I would write it as;
#xdy/dx=3xy+y#
#xdy/dx=y(3x+1)#
#dy/y=(3x+1)/xdx#
Integrating;
#intdy/y=int(3x+1)/xdx#
#intdy/y=int(3+1/x)dx#
#ln(y)=3x+ln(x)+c#
#y=e^(3x+ln(x)+c)#
And finally;
#y=e^(3x)×e^(ln(x))×e^c=Axe^(3x)# 
where #A=e^c# We can now find the value of the constant #A#;
#0=Ae^3#
#A=0#
The particular solution to your equation is then:
#y=0xe^(3x)=0#

Emma Aldridge · Answer

undefined This is a first-order linear ordinary differential equation. We can solve it using an integrating factor method.
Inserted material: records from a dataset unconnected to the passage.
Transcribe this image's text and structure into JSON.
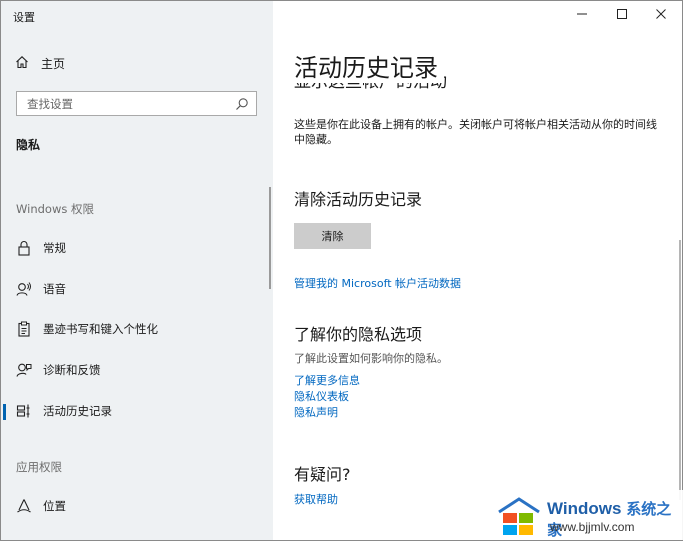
{
  "window": {
    "title": "设置"
  },
  "sidebar": {
    "home_label": "主页",
    "search_placeholder": "查找设置",
    "current_section": "隐私",
    "group_windows": "Windows 权限",
    "group_app": "应用权限",
    "items": [
      {
        "label": "常规",
        "icon": "lock-icon"
      },
      {
        "label": "语音",
        "icon": "speech-icon"
      },
      {
        "label": "墨迹书写和键入个性化",
        "icon": "clipboard-icon"
      },
      {
        "label": "诊断和反馈",
        "icon": "feedback-icon"
      },
      {
        "label": "活动历史记录",
        "icon": "timeline-icon",
        "active": true
      },
      {
        "label": "位置",
        "icon": "location-icon"
      }
    ]
  },
  "content": {
    "page_title": "活动历史记录",
    "cut_heading": "显示这些帐户的活动",
    "description": "这些是你在此设备上拥有的帐户。关闭帐户可将帐户相关活动从你的时间线中隐藏。",
    "clear_heading": "清除活动历史记录",
    "clear_button": "清除",
    "manage_link": "管理我的 Microsoft 帐户活动数据",
    "privacy_heading": "了解你的隐私选项",
    "privacy_desc": "了解此设置如何影响你的隐私。",
    "privacy_links": [
      "了解更多信息",
      "隐私仪表板",
      "隐私声明"
    ],
    "question_heading": "有疑问?",
    "help_link": "获取帮助"
  },
  "watermark": {
    "brand": "Windows",
    "brand_cn": "系统之家",
    "url": "www.bjjmlv.com"
  },
  "colors": {
    "accent": "#0063b1",
    "link": "#0067c0",
    "sidebar_bg": "#eef1f3",
    "button_bg": "#cccccc"
  }
}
First, rearrange the equation to get it in standard form:

xy' - y = 3xy

Next, identify $ P(x) $ and $ Q(x) $:

$ P(x) = x $
$ Q(x) = 3x $

Now, find the integrating factor $ \mu(x) $:

$ \mu(x) = e^{\int P(x) \, dx} $
$ \mu(x) = e^{\int x \, dx} $
$ \mu(x) = e^{\frac{x^2}{2}} $

Multiply both sides of the equation by $ \mu(x) $:

$ e^{\frac{x^2}{2}}xy' - e^{\frac{x^2}{2}}y = 3xe^{\frac{x^2}{2}}y $

Now, the left side can be rewritten as the derivative of $ y $ multiplied by $ \mu(x) $:

$ \frac{d}{dx}(e^{\frac{x^2}{2}}y) = 3xe^{\frac{x^2}{2}}y $

Integrate both sides with respect to $ x $:

$ \int \frac{d}{dx}(e^{\frac{x^2}{2}}y) \, dx = \int 3xe^{\frac{x^2}{2}}y \, dx $

$ e^{\frac{x^2}{2}}y = \int 3xe^{\frac{x^2}{2}}y \, dx + C $

Solve the integral on the right side:

$ \int 3xe^{\frac{x^2}{2}}y \, dx = \frac{3}{2}e^{\frac{x^2}{2}}y + K $

Now, solve for $ y $:

$ y = e^{-\frac{x^2}{2}}(\frac{3}{2}e^{\frac{x^2}{2}}y + K) $

$ y = \frac{3}{2}y + Ke^{-\frac{x^2}{2}} $

$ y - \frac{3}{2}y = Ke^{-\frac{x^2}{2}} $

$ \frac{-1}{2}y = Ke^{-\frac{x^2}{2}} $

$ y = -2Ke^{-\frac{x^2}{2}} $

Now, use the initial condition $ y(1) = 0 $ to find $ K $:

$ 0 = -2Ke^{-\frac{1}{2}} $

$ K = 0 $

So, the particular solution to the differential equation is $ y = 0 $.